The Supreme Court on Tuesday rejected a case from convicted former energy CEO Don Blankenship, who had asked the high court to review libel standards for media outlets because it gives them a “license to publish defamatory falsehoods.”
Justice Clarence Thomas wrote in a three-page concurrence that he agreed with the court not taking up this case due to state law issues. But he added that he thinks the high court needs to revisit the actual-malice standard derived from its landmark 1964 ruling in New York Times Co. v. Sullivan.
In that case, the Supreme Court held that the press can be liable for defamation in an action involving a public figure only if the public figure can show the publication recklessly printed damaging information without regard to its truth or falsity. It’s a higher standard than for a nonpublic figure bringing a defamation claim.
“The Court cannot justify continuing to impose a rule of its own creation when it has not ‘even inquired whether the First or Fourteenth Amendment, as originally understood, encompasses an actual-malice standard,’” Justice Thomas wrote, signaling he’s ready to do away with New York Times Co. v. Sullivan to some extent.
The former CEO of Massey Energy Co., Mr. Blankenship had sued more than a dozen media companies for referring to him as a “convicted felon” during his 2018 campaign for a U.S. Senate seat in West Virginia.
In legal filings, Mr. Blankenship claimed his campaign for the Republican nomination was surging until news reports emerged that he was a “convicted felon.” He said those reports are inaccurate because he was never convicted of a felony.
Mr. Blankenship was convicted in December 2015 of a misdemeanor charge of conspiring to violate mine safety standards related to the 2010 explosion at the Upper Big Branch Mine that killed 29 coal miners.
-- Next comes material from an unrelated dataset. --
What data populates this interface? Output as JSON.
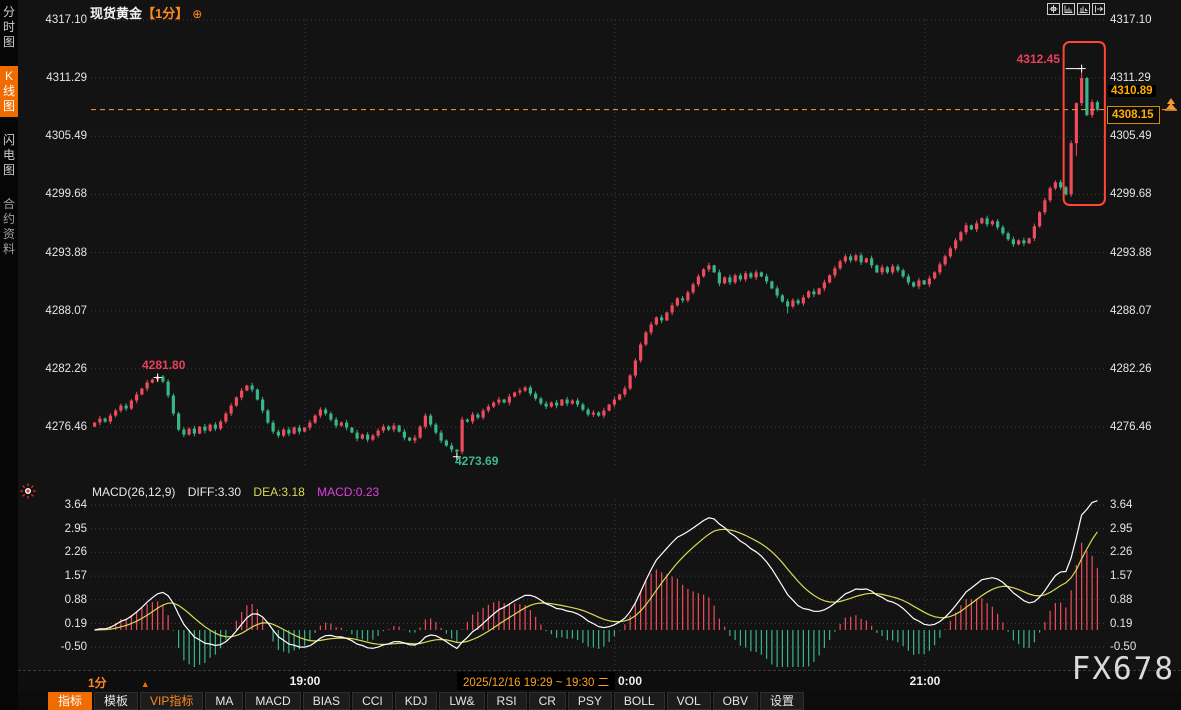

He was sentenced to one year in prison.
“New York Times Co. v. Sullivan, 376 U.S. 254 (1964) and its progeny grant the press a license to publish defamatory falsehoods that misinform voters, manipulate elections, intensify polarization, and incite unrest. Election disinformation undermines our nation’s capacity for genuine self-government,” Mr. Blankenship stated in his petition, filed in May with the high court.
It would have taken four justices to vote in favor of hearing Mr. Blankenship’s case.
Justice Neil M. Gorsuch, like Justice Thomas, has signaled in the past that he is willing to revisit the 1964 precedent.
In 2021, Justices Thomas and Gorsuch said the standard for defamation with public officials set out in the 1964 precedent should be reconsidered as increasingly false reports have emerged and garnered attention.